安定感抜群のピッチングで昨季はタイトルを独占した村上
WBCに出場する侍ジャパンの全30選手が発表された。メジャー、NPBを代表する選手たちがそろったが、今回のメンバーから漏れた選手たちの中に侍ジャパン戦士と遜色ない実力を持つ投手がいる。他球団のスコアラーが「間違いなくセ・リーグNo.1の投手でしょう」と認めるのが、
阪神の
村上頌樹だ。
自身初の開幕投手を務めた昨年は26試合登板で14勝4敗、防御率2.10をマーク。最多勝、最高勝率(.778)、最多奪三振(144)と投手三冠に輝いた。カード頭で他球団のエースと投げ合う機会が多かった中で、この成績は大きな価値がある。正確無比な制球力でアウトを積み重ねる投球は芸術の域だ。5月2日の
ヤクルト戦(甲子園)で5安打無四死球無失点の完封勝利を飾ると、続く10日の
中日戦(甲子園)も98球を投げて7安打無失点で2試合連続無四死球完封勝利。5月は3勝0敗、防御率0.69と圧巻の成績で自身2度目の月間MVPを受賞した。シーズンを通じて安定した投球を続け、5回を投げ切れなかった試合は2度のみ。同学年の
才木浩人と共に先発陣を牽引した。
マウンドでは「無」になって集中
壁を乗り越えて、新たな高みにたどりついた。村上が大ブレークしたのはプロ3年目の2023年だった。前年まで一軍未勝利だったが、22試合登板で10勝6敗、防御率1.75で最優秀防御率に輝き、新人王とMVPを受賞。リーグ優勝、38年ぶり日本一の立役者となった。ただ、翌24年は25試合登板で7勝11敗、防御率2.58とリーグワーストの黒星で負け越し。投球内容が決して悪かったわけではない。打線の援護に恵まれない登板が目立ち、勝ち越していても不思議でなかった。苦しい経験も成長の糧にする。村上は昨年12月に週刊ベースボールのインタビューで、以下のように振り返っていた。

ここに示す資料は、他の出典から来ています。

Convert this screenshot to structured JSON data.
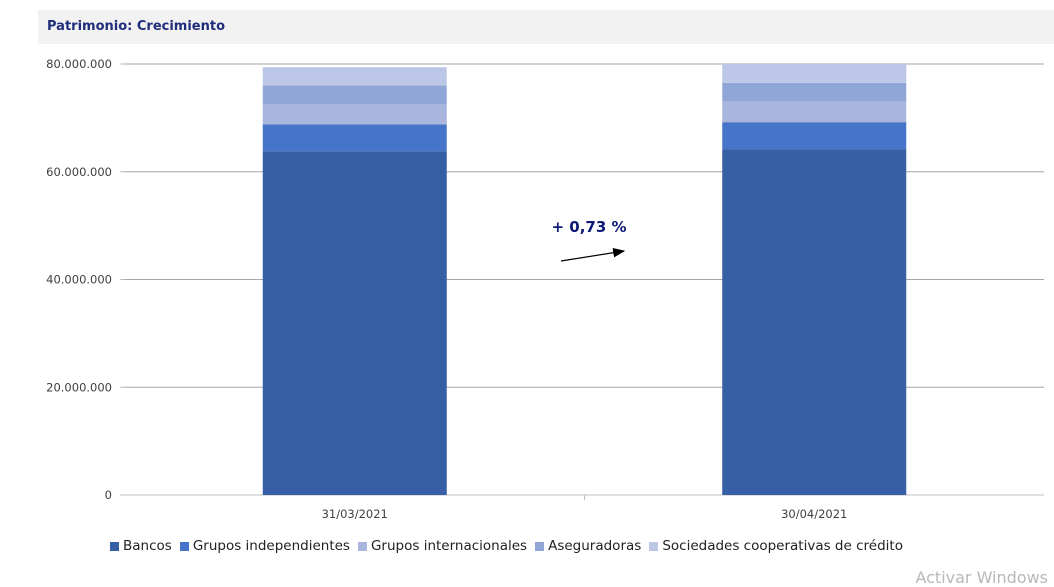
{
  "header": {
    "title": "Patrimonio: Crecimiento"
  },
  "annotation": {
    "text": "+ 0,73 %",
    "color": "#0d1a75"
  },
  "watermark": "Activar Windows",
  "colors": {
    "Bancos": "#365fa6",
    "Grupos independientes": "#4574c8",
    "Grupos internacionales": "#a8b6de",
    "Aseguradoras": "#8fa6d6",
    "Sociedades cooperativas de crédito": "#bcc6e6"
  },
  "chart_data": {
    "type": "bar",
    "stacked": true,
    "title": "Patrimonio: Crecimiento",
    "categories": [
      "31/03/2021",
      "30/04/2021"
    ],
    "series": [
      {
        "name": "Bancos",
        "values": [
          63800000,
          64200000
        ]
      },
      {
        "name": "Grupos independientes",
        "values": [
          5000000,
          5000000
        ]
      },
      {
        "name": "Grupos internacionales",
        "values": [
          3700000,
          3800000
        ]
      },
      {
        "name": "Aseguradoras",
        "values": [
          3500000,
          3500000
        ]
      },
      {
        "name": "Sociedades cooperativas de crédito",
        "values": [
          3400000,
          3500000
        ]
      }
    ],
    "yticks": [
      "0",
      "20.000.000",
      "40.000.000",
      "60.000.000",
      "80.000.000"
    ],
    "ylim": [
      0,
      80000000
    ],
    "grid": true,
    "legend_position": "bottom"
  }
}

「今季は、打線に対して点を取ってほしいということを考えなくなったこともよかったですね。まずは自分の仕事をして、勝ち星が付いてきたらいいな、という感覚で投げていました。マウンドでは『無』になり、投げることだけに集中していったという感じです。去年の経験を今年進化させて成長させたことは大きかったですね」
「昨年までのように『ちゃんとやらないと』と思い過ぎていたら今年は、ここまでの成績にはならなかったはずです。悪いことを考えない、ということを考えられるようになったのは大きいですね。以前は、このチャンスで点数が入らなかったから、次の回点取られるんじゃないか? などとも考えていました。今年はそういうのがまったくなかったんです。同じ状況であっても『点が入らんかったわ』とだけ思ってマウンドに上がっていました。
自分の力でコントロールできないことに気持ちを左右されず、マウンドで任務を遂行する。頭では理解しているが、実際に投球で表現するのは難しい。自然体を貫いたことが、投手タイトルの独占につながった。
同期入団の四番への感謝
謙虚なエースは同期入団の四番へ感謝の思いを口にしている。
「本当に今年は、周りを見ながら投げられていたんです。でも何より、開幕戦で勝てたことが、大きな自信となりシーズンを支配していました。自主トレでやってきたことが、開幕戦ですぐに結果が出て報われたので、この1勝が最後まで効きました。あとは、テル(
佐藤輝明)が1回表に2ランを打ってくれて、2点を貰って開幕の初回のマウンドに立てた。このアドバンテージが、今季の活躍につながりましたね。ほんまにテルのおかげですよ、守備もよかったですから……テルの話になってしまいましたね(笑)。そして来年、この流れを維持して、最後また3冠獲れたら『うれしい』かなと思います。ここで『来年も絶対3冠獲るぞ!』って宣言して気持ちをつくってしまったら、ここまでの話が、意味のないものになりますからね(笑)」
侍ジャパンとは無縁だが、実力が誰もが認めている。阪神のエースから、球界を代表するエースへ。球団史上初のリーグ連覇に向けて今年も右腕を振り続ける。